On 4/25/20 6:34 AM, Joseph Rushton Wakeling wrote:
> On Saturday, 25 April 2020 at 10:15:33 UTC, Walter Bright wrote:
>> On 4/24/2020 12:27 PM, Arine wrote:
>>> There most definitely is a difference and the assembly generated with 
>>> rust is better.
>> D's @live functions can indeed do such optimizations, though I haven't 
>> got around to implementing them in DMD's optimizer. There's nothing 
>> particularly difficult about it.
> 
> In any case, I seriously doubt those kinds of optimization have anything 
> to do with the web framework performance differences.
> 
> My experience of writing number-crunching stuff in D and Rust is that 
> Rust seems to have a small but consistent performance edge that could 
> quite possibly be down the kind of optimizations that Arine mentions 
> (that's speculation: I haven't verified). However, it's small 
> differences, not order-of-magnitude stuff.
> 
> I suppose that in a more complicated app there could be some 
> multiplicative impact, but where high-throughput web frameworks are 
> concerned I'm pretty sure that the memory allocation and reuse strategy 
> is going to be what makes 99% of the difference.
> 
> There may also be a bit of an impact from the choice of futures vs. 
> fibers for managing asynchronous tasks (there's a context switching cost 
> for fibers), but I would expect that to only make a difference at the 
> extreme upper end of performance, once other design factors have been 
> addressed.
> 
> BTW, on the memory allocation front, Mathias Lang has pointed out that 
> there is quite a nasty impact from `assumeSafeAppend`. Imagine that your 
> request processing looks something like this:
> 
>      // extract array instance from reusable pool,
>      // and set its length to zero so that you can
>      // write into it from the start
>      x = buffer_pool.get();
>      x.length = 0;
>      assumeSafeAppend(x);   // a cost each time you do this
> 
>      // now append stuff into x to
>      // create your response
> 
>      // now publish your response
> 
>      // with the response published, clean
>      // up by recycling the buffer back into
>      // the pool
>      buffer_pool.recycle(x);
> 
> This is the kind of pattern that Sociomantic used a lot.  In D1 it was 
> easy because there was no array stomping prevention -- you could just 
> set length == 0 and start appending.  But having to call 
> `assumeSafeAppend` each time does carry a performance cost.

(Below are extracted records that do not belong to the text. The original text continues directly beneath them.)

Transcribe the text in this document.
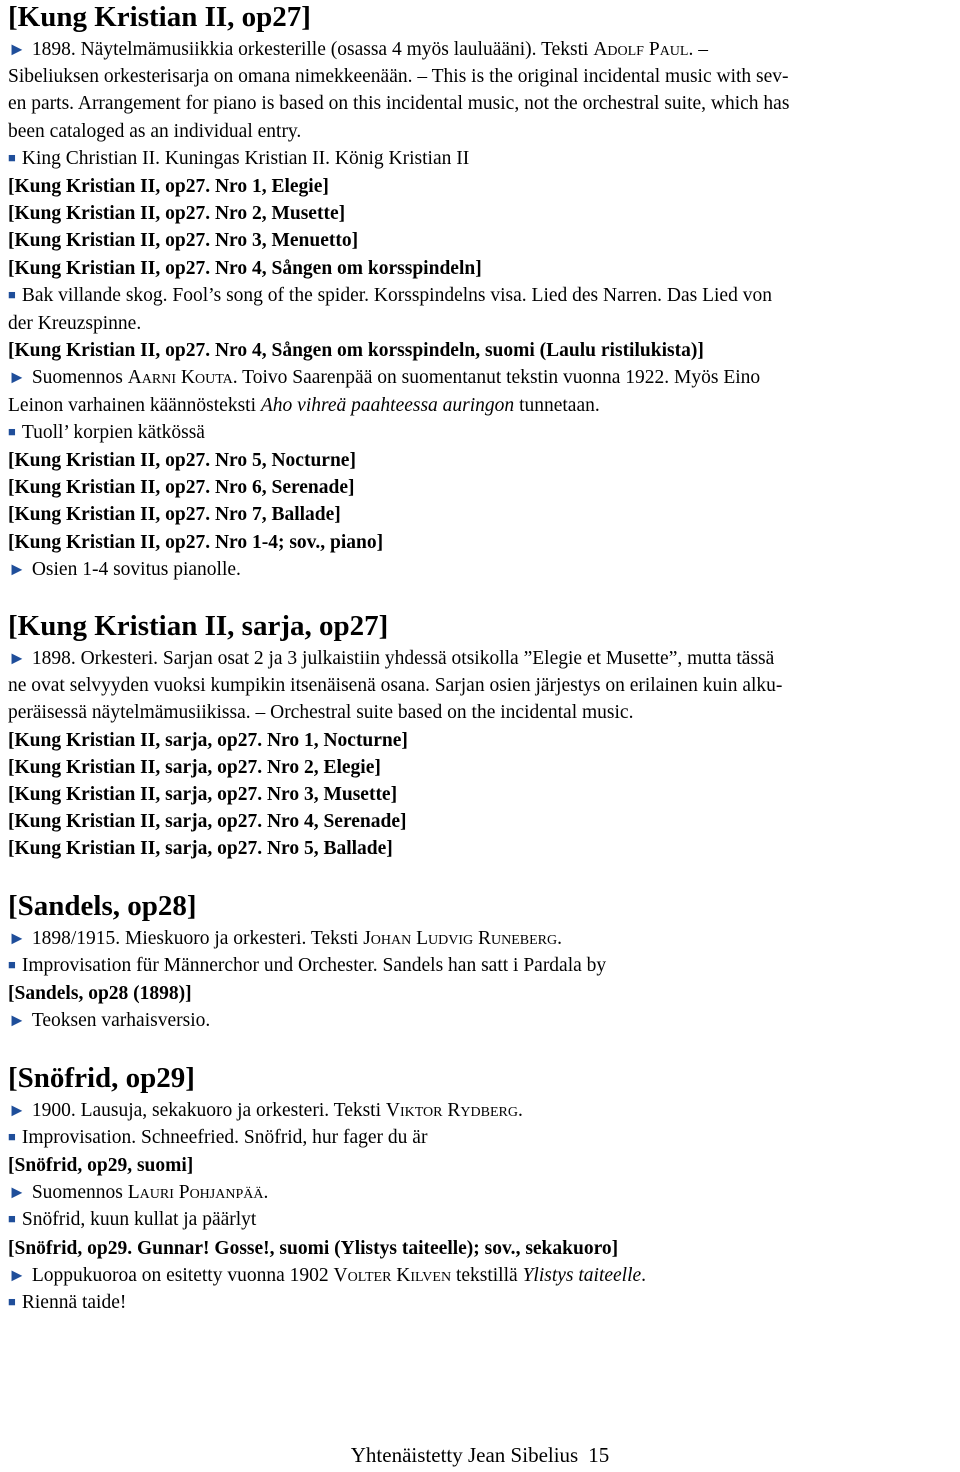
[Kung Kristian II, op27]
► 1898. Näytelmämusiikkia orkesterille (osassa 4 myös lauluääni). Teksti Adolf Paul. –
Sibeliuksen orkesterisarja on omana nimekkeenään. – This is the original incidental music with sev-
en parts. Arrangement for piano is based on this incidental music, not the orchestral suite, which has
been cataloged as an individual entry.
■ King Christian II. Kuningas Kristian II. König Kristian II
[Kung Kristian II, op27. Nro 1, Elegie]
[Kung Kristian II, op27. Nro 2, Musette]
[Kung Kristian II, op27. Nro 3, Menuetto]
[Kung Kristian II, op27. Nro 4, Sången om korsspindeln]
■ Bak villande skog. Fool’s song of the spider. Korsspindelns visa. Lied des Narren. Das Lied von
der Kreuzspinne.
[Kung Kristian II, op27. Nro 4, Sången om korsspindeln, suomi (Laulu ristilukista)]
► Suomennos Aarni Kouta. Toivo Saarenpää on suomentanut tekstin vuonna 1922. Myös Eino
Leinon varhainen käännösteksti Aho vihreä paahteessa auringon tunnetaan.
■ Tuoll’ korpien kätkössä
[Kung Kristian II, op27. Nro 5, Nocturne]
[Kung Kristian II, op27. Nro 6, Serenade]
[Kung Kristian II, op27. Nro 7, Ballade]
[Kung Kristian II, op27. Nro 1-4; sov., piano]
► Osien 1-4 sovitus pianolle.
[Kung Kristian II, sarja, op27]
► 1898. Orkesteri. Sarjan osat 2 ja 3 julkaistiin yhdessä otsikolla ”Elegie et Musette”, mutta tässä
ne ovat selvyyden vuoksi kumpikin itsenäisenä osana. Sarjan osien järjestys on erilainen kuin alku-
peräisessä näytelmämusiikissa. – Orchestral suite based on the incidental music.
[Kung Kristian II, sarja, op27. Nro 1, Nocturne]
[Kung Kristian II, sarja, op27. Nro 2, Elegie]
[Kung Kristian II, sarja, op27. Nro 3, Musette]
[Kung Kristian II, sarja, op27. Nro 4, Serenade]
[Kung Kristian II, sarja, op27. Nro 5, Ballade]
[Sandels, op28]
► 1898/1915. Mieskuoro ja orkesteri. Teksti Johan Ludvig Runeberg.
■ Improvisation für Männerchor und Orchester. Sandels han satt i Pardala by
[Sandels, op28 (1898)]
► Teoksen varhaisversio.
[Snöfrid, op29]
► 1900. Lausuja, sekakuoro ja orkesteri. Teksti Viktor Rydberg.
■ Improvisation. Schneefried. Snöfrid, hur fager du är
[Snöfrid, op29, suomi]
► Suomennos Lauri Pohjanpää.
■ Snöfrid, kuun kullat ja päärlyt
[Snöfrid, op29. Gunnar! Gosse!, suomi (Ylistys taiteelle); sov., sekakuoro]
► Loppukuoroa on esitetty vuonna 1902 Volter Kilven tekstillä Ylistys taiteelle.
■ Riennä taide!
Yhtenäistetty Jean Sibelius 15
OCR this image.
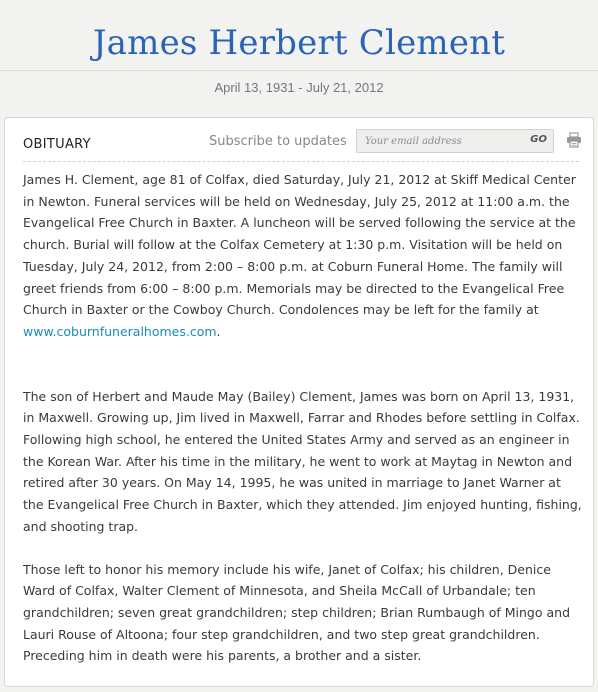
James Herbert Clement
April 13, 1931 - July 21, 2012
OBITUARY	Subscribe to updates
Your email address	GO

James H. Clement, age 81 of Colfax, died Saturday, July 21, 2012 at Skiff Medical Center in Newton. Funeral services will be held on Wednesday, July 25, 2012 at 11:00 a.m. the Evangelical Free Church in Baxter. A luncheon will be served following the service at the church. Burial will follow at the Colfax Cemetery at 1:30 p.m. Visitation will be held on Tuesday, July 24, 2012, from 2:00 – 8:00 p.m. at Coburn Funeral Home. The family will greet friends from 6:00 – 8:00 p.m. Memorials may be directed to the Evangelical Free Church in Baxter or the Cowboy Church. Condolences may be left for the family at www.coburnfuneralhomes.com.

The son of Herbert and Maude May (Bailey) Clement, James was born on April 13, 1931, in Maxwell. Growing up, Jim lived in Maxwell, Farrar and Rhodes before settling in Colfax. Following high school, he entered the United States Army and served as an engineer in the Korean War. After his time in the military, he went to work at Maytag in Newton and retired after 30 years. On May 14, 1995, he was united in marriage to Janet Warner at the Evangelical Free Church in Baxter, which they attended. Jim enjoyed hunting, fishing, and shooting trap.

Those left to honor his memory include his wife, Janet of Colfax; his children, Denice Ward of Colfax, Walter Clement of Minnesota, and Sheila McCall of Urbandale; ten grandchildren; seven great grandchildren; step children; Brian Rumbaugh of Mingo and Lauri Rouse of Altoona; four step grandchildren, and two step great grandchildren. Preceding him in death were his parents, a brother and a sister.
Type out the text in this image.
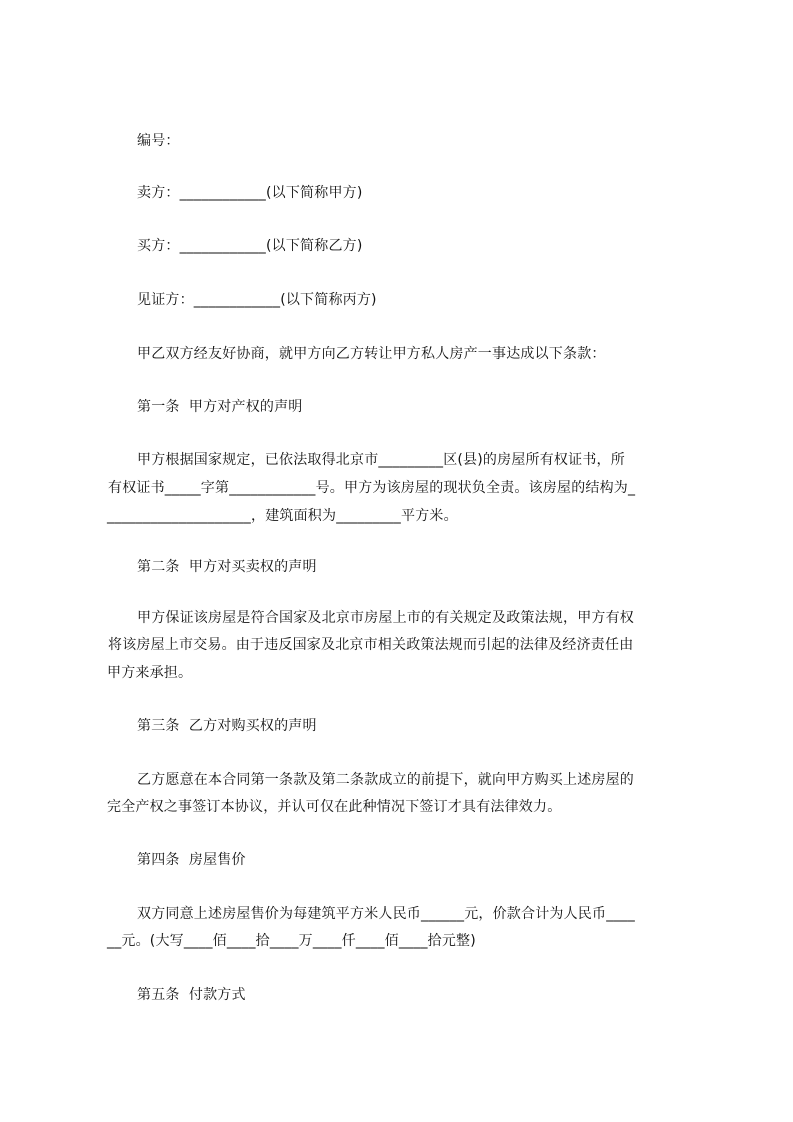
编号：
卖方：____________(以下简称甲方)
买方：____________(以下简称乙方)
见证方：____________(以下简称丙方)
甲乙双方经友好协商，就甲方向乙方转让甲方私人房产一事达成以下条款：
第一条  甲方对产权的声明
甲方根据国家规定，已依法取得北京市_________区(县)的房屋所有权证书，所
有权证书_____字第____________号。甲方为该房屋的现状负全责。该房屋的结构为_
____________________，建筑面积为_________平方米。
第二条  甲方对买卖权的声明
甲方保证该房屋是符合国家及北京市房屋上市的有关规定及政策法规，甲方有权
将该房屋上市交易。由于违反国家及北京市相关政策法规而引起的法律及经济责任由
甲方来承担。
第三条  乙方对购买权的声明
乙方愿意在本合同第一条款及第二条款成立的前提下，就向甲方购买上述房屋的
完全产权之事签订本协议，并认可仅在此种情况下签订才具有法律效力。
第四条  房屋售价
双方同意上述房屋售价为每建筑平方米人民币______元，价款合计为人民币____
__元。(大写____佰____拾____万____仟____佰____拾元整)
第五条  付款方式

In terms of performance, depending on the task at hand, D1 code is 
slower than D2 appending, by the fact that there's a thread-local cache 
for appending for D2, and D1 only has a global one-array cache for the 
same. However, I'm assuming that since you were focused on D1, your 
usage naturally was written to take advantage of what D1 has to offer.

The assumeSafeAppend call also uses this cache, and so it should be 
quite fast. But setting length to 0 is a ton faster, because you aren't 
calling an opaque function.

So depending on the usage pattern, D2 with assumeSafeAppend can be 
faster, or it could be slower.

> 
> IIRC Mathias has suggested that it should be possible to tag arrays as 
> intended for this kind of re-use, so that stomping prevention will never 
> trigger, and you don't have to `assumeSafeAppend` each time you reduce 
> the length.

I spoke for a while with Dicebot at Dconf 2016 or 17 about this issue. 
IIRC, I suggested either using a custom type or custom runtime. He was 
not interested in either of these ideas, and it makes sense (large 
existing code base, didn't want to stray from mainline D).

By far, the best mechanism to use is a custom type. Not only will that 
fix this problem as you can implement whatever behavior you want, but 
you also do not need to call opaque functions for appending either. It 
should outperform everything you could do in a generic runtime.

Note that this was before (I think) destructor calls were added. The 
destructor calls are something that assumeSafeAppend is going to do, and 
won't be done with just setting length to 0.

However, there are other options. We could introduce a druntime 
configuration option so when this specific situation happens (slice 
points at start of block and has 0 length), assumeSafeAppend is called 
automatically on the first append. Jonathan is right that this is not 
@safe, but it could be an opt-in configuration option.

I don't think configuring specific arrays makes a lot of sense, as this 
would require yet another optional bit that would have to be checked and 
allocated for all arrays.

-Steve